Skip to content

GET_HOST_CATEGORIES function

We are happy to release the largest open-source dataset of website categories, featuring 147 million hosts and 31 million domains, making it the most extensive open-source data available in this area.

The GET_HOST_CATEGORIES function retrieves the category information of a given hostname. It maps hostnames to their respective categories using a pre-classified dataset.

Input

input_host

The function takes a single parameter: input_host, which is a STRING representing the hostname to be classified. The hostname can be a full URL (e.g., https://store.google.com/product) or just the host (e.g., store.google.com).

Type: STRING

Output

  • ARRAY of STRUCT containing:
    • domain (STRING): The queried host.
    • category_id (INT64): The category ID of the host.
    • full_category (STRING): The full hierarchical category.
    • subcategory (STRING): The most specific subcategory.
    • parent_category (STRING): The parent category.

Example Query

SELECT *
FROM UNNEST(httparchive.fn.GET_HOST_CATEGORIES('apple.com'))

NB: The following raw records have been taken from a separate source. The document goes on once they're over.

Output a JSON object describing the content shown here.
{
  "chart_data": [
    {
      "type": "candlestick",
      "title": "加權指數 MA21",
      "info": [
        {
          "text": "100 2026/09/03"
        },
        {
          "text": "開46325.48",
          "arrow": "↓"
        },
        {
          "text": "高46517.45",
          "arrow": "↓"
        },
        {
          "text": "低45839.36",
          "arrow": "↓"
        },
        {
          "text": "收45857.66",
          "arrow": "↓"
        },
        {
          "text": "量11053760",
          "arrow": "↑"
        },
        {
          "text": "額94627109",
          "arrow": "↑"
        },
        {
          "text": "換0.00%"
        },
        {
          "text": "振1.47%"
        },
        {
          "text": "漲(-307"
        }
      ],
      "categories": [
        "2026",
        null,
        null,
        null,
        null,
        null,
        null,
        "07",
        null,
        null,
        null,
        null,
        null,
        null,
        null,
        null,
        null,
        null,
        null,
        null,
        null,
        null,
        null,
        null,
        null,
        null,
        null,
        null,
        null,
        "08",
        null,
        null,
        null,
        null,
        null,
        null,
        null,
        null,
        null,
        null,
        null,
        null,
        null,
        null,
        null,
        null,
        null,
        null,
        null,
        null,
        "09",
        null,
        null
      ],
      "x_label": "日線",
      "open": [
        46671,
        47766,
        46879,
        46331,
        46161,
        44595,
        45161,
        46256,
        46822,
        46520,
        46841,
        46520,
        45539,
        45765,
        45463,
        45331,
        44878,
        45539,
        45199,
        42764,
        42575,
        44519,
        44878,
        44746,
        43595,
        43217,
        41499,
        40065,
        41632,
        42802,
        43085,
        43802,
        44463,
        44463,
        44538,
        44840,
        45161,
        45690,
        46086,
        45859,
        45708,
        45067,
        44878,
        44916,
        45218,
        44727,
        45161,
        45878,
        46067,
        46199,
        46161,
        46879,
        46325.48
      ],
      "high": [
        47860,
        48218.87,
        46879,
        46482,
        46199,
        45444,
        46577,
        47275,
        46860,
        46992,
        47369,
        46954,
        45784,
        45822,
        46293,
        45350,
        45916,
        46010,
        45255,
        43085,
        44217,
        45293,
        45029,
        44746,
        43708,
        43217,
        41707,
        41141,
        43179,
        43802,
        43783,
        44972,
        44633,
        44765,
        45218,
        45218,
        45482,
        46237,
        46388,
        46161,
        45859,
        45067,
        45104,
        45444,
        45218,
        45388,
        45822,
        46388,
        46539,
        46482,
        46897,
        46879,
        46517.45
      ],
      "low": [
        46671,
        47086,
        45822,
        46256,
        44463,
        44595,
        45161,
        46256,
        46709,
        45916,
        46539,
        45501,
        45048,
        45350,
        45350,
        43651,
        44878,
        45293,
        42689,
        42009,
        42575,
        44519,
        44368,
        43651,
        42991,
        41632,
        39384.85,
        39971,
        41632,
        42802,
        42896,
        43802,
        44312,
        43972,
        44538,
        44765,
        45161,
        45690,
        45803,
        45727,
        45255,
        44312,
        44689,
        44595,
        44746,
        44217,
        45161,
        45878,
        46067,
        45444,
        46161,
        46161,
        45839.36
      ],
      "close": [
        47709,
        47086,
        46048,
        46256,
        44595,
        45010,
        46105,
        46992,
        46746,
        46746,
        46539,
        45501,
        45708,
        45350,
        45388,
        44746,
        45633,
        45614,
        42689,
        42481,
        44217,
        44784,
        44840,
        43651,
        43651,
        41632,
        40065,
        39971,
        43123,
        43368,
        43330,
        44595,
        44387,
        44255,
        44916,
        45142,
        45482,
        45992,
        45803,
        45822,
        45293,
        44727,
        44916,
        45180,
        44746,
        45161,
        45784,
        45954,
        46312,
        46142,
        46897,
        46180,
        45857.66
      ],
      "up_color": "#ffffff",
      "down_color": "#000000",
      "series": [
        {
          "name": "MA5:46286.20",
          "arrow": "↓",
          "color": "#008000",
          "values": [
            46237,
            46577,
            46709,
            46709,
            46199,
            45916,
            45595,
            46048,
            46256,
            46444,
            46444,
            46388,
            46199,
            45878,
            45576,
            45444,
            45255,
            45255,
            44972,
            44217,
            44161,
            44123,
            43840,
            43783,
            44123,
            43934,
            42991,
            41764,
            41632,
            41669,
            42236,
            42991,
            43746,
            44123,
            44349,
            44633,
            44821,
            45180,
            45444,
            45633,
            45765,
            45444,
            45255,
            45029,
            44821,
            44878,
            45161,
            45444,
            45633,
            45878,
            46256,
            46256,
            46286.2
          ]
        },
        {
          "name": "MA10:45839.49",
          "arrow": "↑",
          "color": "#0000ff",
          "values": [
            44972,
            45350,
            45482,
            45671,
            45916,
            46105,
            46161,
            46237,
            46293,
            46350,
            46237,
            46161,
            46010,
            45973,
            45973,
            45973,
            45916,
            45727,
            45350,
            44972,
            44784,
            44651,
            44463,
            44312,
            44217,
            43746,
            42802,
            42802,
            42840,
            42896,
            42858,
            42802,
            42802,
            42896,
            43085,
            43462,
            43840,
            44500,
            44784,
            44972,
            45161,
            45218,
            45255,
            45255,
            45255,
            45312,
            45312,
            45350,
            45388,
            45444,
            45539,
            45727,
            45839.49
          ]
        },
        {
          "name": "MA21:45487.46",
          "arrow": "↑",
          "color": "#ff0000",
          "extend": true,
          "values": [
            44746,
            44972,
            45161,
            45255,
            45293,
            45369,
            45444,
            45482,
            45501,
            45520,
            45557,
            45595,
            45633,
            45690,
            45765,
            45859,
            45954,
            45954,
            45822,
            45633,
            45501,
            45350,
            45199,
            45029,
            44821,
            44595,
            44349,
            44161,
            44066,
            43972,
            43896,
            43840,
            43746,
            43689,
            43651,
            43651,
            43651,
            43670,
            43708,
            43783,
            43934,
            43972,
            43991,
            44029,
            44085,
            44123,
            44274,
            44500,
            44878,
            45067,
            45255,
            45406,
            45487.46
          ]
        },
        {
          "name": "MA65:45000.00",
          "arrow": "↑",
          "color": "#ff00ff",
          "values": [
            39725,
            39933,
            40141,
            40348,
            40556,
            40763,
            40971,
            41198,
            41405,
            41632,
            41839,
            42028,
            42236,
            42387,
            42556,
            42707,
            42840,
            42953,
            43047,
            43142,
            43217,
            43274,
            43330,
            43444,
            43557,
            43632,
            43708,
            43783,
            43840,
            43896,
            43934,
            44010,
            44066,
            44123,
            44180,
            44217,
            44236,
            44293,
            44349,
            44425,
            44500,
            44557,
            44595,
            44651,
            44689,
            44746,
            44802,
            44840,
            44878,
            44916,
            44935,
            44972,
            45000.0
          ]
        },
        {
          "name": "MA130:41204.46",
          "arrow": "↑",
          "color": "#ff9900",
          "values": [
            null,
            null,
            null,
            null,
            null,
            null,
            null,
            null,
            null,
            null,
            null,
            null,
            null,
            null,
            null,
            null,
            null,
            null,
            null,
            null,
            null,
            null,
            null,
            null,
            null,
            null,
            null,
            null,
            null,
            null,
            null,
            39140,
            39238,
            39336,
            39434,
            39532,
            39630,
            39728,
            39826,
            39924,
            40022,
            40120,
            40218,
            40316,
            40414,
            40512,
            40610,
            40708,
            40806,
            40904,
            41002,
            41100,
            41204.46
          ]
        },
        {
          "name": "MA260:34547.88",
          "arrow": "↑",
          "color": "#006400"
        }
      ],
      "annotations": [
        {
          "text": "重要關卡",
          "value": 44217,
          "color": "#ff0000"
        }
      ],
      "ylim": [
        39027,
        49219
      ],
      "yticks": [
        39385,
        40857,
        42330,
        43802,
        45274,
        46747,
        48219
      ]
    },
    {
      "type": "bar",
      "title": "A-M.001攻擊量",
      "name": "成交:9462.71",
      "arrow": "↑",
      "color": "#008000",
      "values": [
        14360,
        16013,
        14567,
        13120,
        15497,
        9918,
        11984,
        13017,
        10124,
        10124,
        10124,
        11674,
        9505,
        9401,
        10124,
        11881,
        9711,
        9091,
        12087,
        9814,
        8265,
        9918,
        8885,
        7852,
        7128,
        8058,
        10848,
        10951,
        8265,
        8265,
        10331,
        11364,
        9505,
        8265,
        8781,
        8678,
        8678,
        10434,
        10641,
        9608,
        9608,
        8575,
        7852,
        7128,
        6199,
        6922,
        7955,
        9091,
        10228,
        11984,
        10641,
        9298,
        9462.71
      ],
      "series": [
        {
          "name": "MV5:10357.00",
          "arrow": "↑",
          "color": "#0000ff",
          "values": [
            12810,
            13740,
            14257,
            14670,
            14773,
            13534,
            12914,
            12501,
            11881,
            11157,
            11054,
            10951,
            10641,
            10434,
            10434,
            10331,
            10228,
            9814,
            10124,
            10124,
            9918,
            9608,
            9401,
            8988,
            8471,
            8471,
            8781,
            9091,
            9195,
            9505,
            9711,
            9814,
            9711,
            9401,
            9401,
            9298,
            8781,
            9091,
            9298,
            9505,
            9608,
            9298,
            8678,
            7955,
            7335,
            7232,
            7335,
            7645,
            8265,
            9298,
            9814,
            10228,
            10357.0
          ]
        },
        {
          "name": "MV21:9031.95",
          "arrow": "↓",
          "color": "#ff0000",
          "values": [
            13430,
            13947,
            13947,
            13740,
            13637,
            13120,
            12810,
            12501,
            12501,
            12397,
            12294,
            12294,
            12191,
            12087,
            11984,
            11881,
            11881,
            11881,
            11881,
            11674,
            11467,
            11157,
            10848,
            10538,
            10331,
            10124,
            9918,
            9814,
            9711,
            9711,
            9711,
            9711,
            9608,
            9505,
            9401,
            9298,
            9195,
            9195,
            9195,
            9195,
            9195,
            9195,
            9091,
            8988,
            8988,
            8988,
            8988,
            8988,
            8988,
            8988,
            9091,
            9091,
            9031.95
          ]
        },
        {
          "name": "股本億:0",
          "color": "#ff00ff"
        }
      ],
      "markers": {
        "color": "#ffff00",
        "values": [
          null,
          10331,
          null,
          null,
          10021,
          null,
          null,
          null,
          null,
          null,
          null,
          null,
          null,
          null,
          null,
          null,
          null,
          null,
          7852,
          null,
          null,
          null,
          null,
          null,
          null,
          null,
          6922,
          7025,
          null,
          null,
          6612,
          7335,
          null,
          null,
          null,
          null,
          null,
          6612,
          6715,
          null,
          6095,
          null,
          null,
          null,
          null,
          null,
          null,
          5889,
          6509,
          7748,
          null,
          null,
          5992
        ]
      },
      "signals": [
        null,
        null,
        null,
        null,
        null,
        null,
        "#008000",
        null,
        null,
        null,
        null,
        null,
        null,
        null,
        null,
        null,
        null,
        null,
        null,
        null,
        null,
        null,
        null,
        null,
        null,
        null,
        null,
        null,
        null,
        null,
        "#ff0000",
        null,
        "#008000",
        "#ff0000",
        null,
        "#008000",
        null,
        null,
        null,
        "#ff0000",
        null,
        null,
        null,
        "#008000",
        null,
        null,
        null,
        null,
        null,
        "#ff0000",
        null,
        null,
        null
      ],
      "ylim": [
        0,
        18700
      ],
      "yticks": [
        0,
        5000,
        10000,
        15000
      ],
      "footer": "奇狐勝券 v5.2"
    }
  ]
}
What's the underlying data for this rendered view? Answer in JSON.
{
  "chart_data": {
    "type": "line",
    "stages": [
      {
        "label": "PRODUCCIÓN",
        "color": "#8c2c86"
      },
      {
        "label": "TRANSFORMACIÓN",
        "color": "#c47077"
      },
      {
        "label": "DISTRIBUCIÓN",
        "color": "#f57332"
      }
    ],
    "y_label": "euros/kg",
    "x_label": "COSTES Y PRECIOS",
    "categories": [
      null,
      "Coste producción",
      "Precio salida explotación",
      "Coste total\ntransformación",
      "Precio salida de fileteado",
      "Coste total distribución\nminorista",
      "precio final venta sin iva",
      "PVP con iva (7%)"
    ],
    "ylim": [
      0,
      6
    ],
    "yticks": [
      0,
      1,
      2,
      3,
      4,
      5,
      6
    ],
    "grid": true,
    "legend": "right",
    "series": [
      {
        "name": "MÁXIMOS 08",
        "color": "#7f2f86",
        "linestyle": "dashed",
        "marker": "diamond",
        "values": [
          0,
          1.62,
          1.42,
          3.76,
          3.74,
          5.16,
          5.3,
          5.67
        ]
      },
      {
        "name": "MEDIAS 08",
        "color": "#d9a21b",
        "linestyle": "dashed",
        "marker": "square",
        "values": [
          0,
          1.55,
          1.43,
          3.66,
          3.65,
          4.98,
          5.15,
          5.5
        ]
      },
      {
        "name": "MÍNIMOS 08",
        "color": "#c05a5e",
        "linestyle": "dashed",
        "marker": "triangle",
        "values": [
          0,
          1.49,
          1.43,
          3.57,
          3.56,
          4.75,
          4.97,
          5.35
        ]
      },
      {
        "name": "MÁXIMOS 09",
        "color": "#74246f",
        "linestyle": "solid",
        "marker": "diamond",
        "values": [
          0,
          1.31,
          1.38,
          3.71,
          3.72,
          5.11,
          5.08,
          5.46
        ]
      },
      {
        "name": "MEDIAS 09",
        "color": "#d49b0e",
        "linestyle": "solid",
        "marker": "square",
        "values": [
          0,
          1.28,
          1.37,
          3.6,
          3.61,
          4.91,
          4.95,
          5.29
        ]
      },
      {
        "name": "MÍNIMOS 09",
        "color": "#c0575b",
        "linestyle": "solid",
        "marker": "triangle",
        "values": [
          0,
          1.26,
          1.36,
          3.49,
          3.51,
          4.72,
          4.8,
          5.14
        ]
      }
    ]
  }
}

You can also integrate this function into another SQL query by joining its result with your target table. Here is an example:

SELECT
url,
category_id,
full_category,
subcategory,
parent_category
FROM `httparchive.urls.latest_crux_mobile`,
UNNEST(`httparchive.fn.GET_HOST_CATEGORIES`(url))

Methodology

The classification of hostnames is performed using Chrome’s Topics API (currently chrome5) by Nurullah Demir and Yohan Beugin using this repository. The taxonomy used is version 2, which consists of 469 categories as defined in the Topics API taxonomy v2.

This model is applied to all requests in the HTTP Archive’s dataset from the first crawl in November 2010 to June 2024. These requests include the page’s HTML document itself as well as all of its subresources.

Raw Data

The raw data for the classifications is stored in the httparchive.urls.categories table. This table consists of pre-classified hostnames with their corresponding categories. The categories follow a hierarchical structure, providing both specific subcategories and broader parent categories.

Please consider the limitations of our method regarding some hosts discussed here. Thus, while this data can be accessed directly, we highly recommend using the GET_HOST_CATEGORIES function due to the handling of hashed subdomains. If your analysis requires working with domains (e.g., google.com instead of maps.google.com), accessing the raw data directly is also appropriate.

Limitations

As with many classification models, our approach has some limitations:

  • Unclassified Hosts: Some hosts might not be classified if they fall outside the scope of the classification model used, such as adult or gambling sites.
  • Hashed Subdomains: For certain hosts like googlesyndication.com and others, the function returns the category of the main domain. This is because these hosts typically contain hashed subdomains, which would otherwise lead to inconsistent classifications.

The function specifically addresses domains (currently top 50) known for having numerous hashed subdomains. Some of these domains include:

  • googlesyndication.com
  • gstatic.com
  • cloudfront.net
  • akamaihd.net
  • doubleclick.net
  • amazonaws.com

And others as seen in the function source.